Through the clinical examination and the use of macro photography, performed by the investigator dermatologist, acneic lesions on one side of the face were used as parameters: papules, pustules and comedones. These were counted and for each parameter, the totals of the scores for each considered lesion were calculated, in all study times. The total count of the lesions (TLC) was also used to determine the effectiveness of the treatment on the severity of the acne.
TLC was calculated as: TLC = papules + pustules + comedones.

 

PROTOCOL

The product has been used according to its usage characteristics: applying it twice a day by passing the appropriate tube applicator on previously washed acneic lesions. Its effectiveness was assessed with a 30-day Long Term Test. The area used for the test was one side of the face chosen randomly for each volunteer. Before the measurements all the subjects remained for 30 minutes in the clinic, to acclimatize the skin to the temperature and humidity of the air-conditioned room where the tests were carried out. Before the t0 (baseline value) each volunteer was asked not to cleanse the face, for at least 3 hours before the experiment. After this period, the baseline sebumometry was measured on healthy skin, pHmetria on healthy skin, colorimetry on 1 or more papules, a clinical visit with an account of acne lesions and macrophotography.

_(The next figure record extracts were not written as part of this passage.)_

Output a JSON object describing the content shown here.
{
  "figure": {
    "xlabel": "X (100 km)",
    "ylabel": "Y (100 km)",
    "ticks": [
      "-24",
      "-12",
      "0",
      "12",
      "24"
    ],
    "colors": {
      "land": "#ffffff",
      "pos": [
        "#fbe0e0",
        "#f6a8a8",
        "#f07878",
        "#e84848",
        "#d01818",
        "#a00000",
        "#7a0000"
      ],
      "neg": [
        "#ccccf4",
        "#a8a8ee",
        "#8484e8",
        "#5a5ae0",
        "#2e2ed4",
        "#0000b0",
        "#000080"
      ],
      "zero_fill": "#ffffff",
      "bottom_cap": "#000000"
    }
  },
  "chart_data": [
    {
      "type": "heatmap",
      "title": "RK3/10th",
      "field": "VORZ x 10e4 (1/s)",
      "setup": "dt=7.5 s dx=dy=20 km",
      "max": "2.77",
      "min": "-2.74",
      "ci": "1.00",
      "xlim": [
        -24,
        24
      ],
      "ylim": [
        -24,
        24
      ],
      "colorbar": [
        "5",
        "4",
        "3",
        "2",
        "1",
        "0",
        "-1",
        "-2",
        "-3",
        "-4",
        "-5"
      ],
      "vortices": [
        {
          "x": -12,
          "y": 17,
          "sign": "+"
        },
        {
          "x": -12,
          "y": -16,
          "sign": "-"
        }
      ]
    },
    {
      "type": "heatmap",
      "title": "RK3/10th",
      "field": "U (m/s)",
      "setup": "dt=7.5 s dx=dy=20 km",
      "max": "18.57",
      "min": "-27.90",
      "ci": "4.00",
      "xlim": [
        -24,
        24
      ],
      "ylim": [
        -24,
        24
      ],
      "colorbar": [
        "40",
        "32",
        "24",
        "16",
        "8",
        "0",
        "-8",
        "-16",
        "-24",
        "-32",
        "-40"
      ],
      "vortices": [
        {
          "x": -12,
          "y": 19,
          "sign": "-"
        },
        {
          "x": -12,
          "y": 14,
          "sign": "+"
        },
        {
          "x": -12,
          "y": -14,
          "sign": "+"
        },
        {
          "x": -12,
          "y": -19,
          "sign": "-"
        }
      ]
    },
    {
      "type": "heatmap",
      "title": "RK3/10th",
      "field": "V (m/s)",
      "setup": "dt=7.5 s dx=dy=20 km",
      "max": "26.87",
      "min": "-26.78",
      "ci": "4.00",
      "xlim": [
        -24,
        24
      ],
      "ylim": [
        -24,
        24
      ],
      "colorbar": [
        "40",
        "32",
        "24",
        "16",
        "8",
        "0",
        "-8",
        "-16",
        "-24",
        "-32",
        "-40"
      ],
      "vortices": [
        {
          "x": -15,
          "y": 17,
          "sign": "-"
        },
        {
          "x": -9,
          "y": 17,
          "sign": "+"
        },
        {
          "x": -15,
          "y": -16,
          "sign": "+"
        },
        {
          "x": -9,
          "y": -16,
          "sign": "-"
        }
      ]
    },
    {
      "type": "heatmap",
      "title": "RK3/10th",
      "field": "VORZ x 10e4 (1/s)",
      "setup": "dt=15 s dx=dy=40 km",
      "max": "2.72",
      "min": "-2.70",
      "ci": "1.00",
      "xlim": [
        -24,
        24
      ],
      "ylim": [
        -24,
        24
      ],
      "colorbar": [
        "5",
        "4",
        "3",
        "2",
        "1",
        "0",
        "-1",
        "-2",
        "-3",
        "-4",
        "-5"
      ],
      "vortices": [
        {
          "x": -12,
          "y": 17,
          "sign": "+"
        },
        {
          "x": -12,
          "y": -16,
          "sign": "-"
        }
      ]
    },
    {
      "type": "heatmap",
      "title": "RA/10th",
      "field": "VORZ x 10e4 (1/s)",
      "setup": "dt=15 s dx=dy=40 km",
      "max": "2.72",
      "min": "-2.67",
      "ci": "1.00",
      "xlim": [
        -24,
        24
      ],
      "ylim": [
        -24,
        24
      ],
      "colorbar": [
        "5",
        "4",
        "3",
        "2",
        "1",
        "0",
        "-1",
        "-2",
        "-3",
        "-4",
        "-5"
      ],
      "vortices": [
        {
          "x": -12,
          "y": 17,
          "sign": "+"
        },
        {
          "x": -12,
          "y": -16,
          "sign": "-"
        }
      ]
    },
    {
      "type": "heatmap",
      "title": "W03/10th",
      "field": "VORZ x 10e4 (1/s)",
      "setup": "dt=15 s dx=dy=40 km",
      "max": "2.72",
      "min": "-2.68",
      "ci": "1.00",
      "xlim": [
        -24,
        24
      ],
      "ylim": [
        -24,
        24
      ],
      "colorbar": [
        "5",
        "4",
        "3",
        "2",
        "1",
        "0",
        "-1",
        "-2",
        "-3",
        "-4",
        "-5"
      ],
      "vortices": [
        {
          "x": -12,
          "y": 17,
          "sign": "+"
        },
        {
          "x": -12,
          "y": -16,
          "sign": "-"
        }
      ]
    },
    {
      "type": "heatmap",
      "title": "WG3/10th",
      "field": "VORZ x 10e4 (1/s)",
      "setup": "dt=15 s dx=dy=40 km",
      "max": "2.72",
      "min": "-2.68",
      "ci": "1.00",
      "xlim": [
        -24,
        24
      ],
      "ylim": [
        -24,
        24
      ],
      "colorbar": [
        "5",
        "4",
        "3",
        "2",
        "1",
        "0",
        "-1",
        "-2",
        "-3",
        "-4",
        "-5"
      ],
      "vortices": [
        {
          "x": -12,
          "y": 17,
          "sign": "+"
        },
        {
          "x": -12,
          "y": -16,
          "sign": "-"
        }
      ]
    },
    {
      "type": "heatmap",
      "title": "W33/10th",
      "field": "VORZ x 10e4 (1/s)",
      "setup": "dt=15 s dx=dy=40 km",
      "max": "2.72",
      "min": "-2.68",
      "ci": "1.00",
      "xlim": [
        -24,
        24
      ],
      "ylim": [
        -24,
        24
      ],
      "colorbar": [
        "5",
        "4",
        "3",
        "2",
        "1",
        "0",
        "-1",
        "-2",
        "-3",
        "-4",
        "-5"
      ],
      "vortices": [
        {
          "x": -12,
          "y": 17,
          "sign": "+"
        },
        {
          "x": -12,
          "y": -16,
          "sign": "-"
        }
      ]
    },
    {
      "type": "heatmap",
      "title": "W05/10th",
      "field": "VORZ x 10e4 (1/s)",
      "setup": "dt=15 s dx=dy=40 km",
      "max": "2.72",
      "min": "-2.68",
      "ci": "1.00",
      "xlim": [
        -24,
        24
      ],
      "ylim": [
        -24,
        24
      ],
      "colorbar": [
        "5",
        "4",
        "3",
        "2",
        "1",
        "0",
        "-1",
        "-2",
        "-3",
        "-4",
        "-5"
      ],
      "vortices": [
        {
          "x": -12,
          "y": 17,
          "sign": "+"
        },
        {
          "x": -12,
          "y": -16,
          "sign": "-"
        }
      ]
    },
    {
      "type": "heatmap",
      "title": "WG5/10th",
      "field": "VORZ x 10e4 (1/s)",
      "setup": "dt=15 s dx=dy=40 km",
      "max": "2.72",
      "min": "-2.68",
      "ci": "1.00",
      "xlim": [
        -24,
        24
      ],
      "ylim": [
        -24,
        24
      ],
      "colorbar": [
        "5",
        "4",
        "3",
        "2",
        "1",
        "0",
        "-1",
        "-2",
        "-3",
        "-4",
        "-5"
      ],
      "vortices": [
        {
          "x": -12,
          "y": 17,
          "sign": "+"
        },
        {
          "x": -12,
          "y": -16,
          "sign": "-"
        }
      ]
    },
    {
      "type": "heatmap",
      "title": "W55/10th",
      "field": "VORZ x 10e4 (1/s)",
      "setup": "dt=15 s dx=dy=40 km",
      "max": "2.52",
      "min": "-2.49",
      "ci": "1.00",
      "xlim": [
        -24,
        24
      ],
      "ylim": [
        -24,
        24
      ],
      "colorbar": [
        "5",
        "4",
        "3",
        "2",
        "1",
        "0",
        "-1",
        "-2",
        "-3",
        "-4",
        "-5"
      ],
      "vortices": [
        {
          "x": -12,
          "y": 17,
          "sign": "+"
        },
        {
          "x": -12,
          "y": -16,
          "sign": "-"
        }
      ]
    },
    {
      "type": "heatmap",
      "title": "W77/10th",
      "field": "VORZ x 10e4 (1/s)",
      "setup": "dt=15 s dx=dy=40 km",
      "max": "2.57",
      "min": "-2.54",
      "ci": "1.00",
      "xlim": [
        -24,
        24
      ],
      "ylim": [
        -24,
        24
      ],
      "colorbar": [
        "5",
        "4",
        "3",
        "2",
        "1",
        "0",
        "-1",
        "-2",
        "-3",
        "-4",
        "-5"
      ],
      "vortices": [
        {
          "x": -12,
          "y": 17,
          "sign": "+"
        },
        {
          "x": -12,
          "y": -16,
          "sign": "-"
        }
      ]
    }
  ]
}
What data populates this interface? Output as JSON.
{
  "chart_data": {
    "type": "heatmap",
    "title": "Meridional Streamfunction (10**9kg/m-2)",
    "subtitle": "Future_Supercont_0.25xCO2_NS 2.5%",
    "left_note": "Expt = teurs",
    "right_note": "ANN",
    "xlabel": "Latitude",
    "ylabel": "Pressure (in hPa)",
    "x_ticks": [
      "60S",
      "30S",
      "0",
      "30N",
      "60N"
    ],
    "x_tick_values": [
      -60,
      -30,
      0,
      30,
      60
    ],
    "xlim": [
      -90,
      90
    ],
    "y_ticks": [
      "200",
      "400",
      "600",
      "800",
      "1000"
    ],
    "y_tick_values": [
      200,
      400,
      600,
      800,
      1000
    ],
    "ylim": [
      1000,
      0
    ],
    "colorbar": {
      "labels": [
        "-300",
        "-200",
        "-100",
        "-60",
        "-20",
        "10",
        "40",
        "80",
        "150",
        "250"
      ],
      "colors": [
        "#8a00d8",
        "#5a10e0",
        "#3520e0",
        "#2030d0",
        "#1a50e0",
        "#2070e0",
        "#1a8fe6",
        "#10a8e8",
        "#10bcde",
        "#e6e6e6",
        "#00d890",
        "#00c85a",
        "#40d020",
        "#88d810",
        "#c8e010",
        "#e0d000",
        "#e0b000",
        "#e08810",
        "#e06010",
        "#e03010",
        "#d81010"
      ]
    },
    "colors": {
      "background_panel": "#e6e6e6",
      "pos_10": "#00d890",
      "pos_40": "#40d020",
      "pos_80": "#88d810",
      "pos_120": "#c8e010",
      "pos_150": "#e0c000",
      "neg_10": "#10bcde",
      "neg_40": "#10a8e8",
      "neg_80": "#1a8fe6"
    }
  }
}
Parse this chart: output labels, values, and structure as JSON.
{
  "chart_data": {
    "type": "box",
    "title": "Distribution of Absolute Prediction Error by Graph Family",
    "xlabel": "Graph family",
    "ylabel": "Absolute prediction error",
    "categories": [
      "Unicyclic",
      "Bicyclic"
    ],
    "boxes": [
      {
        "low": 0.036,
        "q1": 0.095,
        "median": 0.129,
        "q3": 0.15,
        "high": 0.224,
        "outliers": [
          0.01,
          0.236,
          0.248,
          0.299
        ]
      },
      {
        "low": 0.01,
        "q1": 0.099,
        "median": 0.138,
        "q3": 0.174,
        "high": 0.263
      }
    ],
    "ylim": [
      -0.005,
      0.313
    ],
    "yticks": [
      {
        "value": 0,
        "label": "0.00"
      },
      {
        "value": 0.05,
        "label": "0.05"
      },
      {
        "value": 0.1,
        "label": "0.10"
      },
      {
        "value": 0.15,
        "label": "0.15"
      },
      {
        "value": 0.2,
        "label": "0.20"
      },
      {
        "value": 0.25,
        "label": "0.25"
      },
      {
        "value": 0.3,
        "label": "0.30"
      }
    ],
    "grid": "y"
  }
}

The experimenters performed the instrumental tests by working for each probe three measurements – in contiguous healthy areas or on different inflamed lesions – then calculating the mean. The analyzed areas were always the same, in different times, for each volunteer.

The same instrumental and clinical evaluations were carried out after 15 days (t15d) and 30 days (t30d) of continuous application of the product. After the baseline values were recorded for the volunteers, the product to be applied at home was delivered. At each study time a dermatological examination was performed to evaluate any side effects.

 

STATISTICAL ANALYSIS

All results were compared, with baseline measurement at each time, using the Student’s t test for paired data or a non-parametric test (Wilcoxon signed rank test) when the difference in averages did not show the characters of normality verified using the Shapiro- Wilk test. The results were considered significant if p <0.05 (95% Confidence Level) and were calculated using a Microsoft® Excel spreadsheet. All data were presented as mean ± standard deviation and in addition to the measured value they were also reported as differences vs. baseline (difference and percentage value).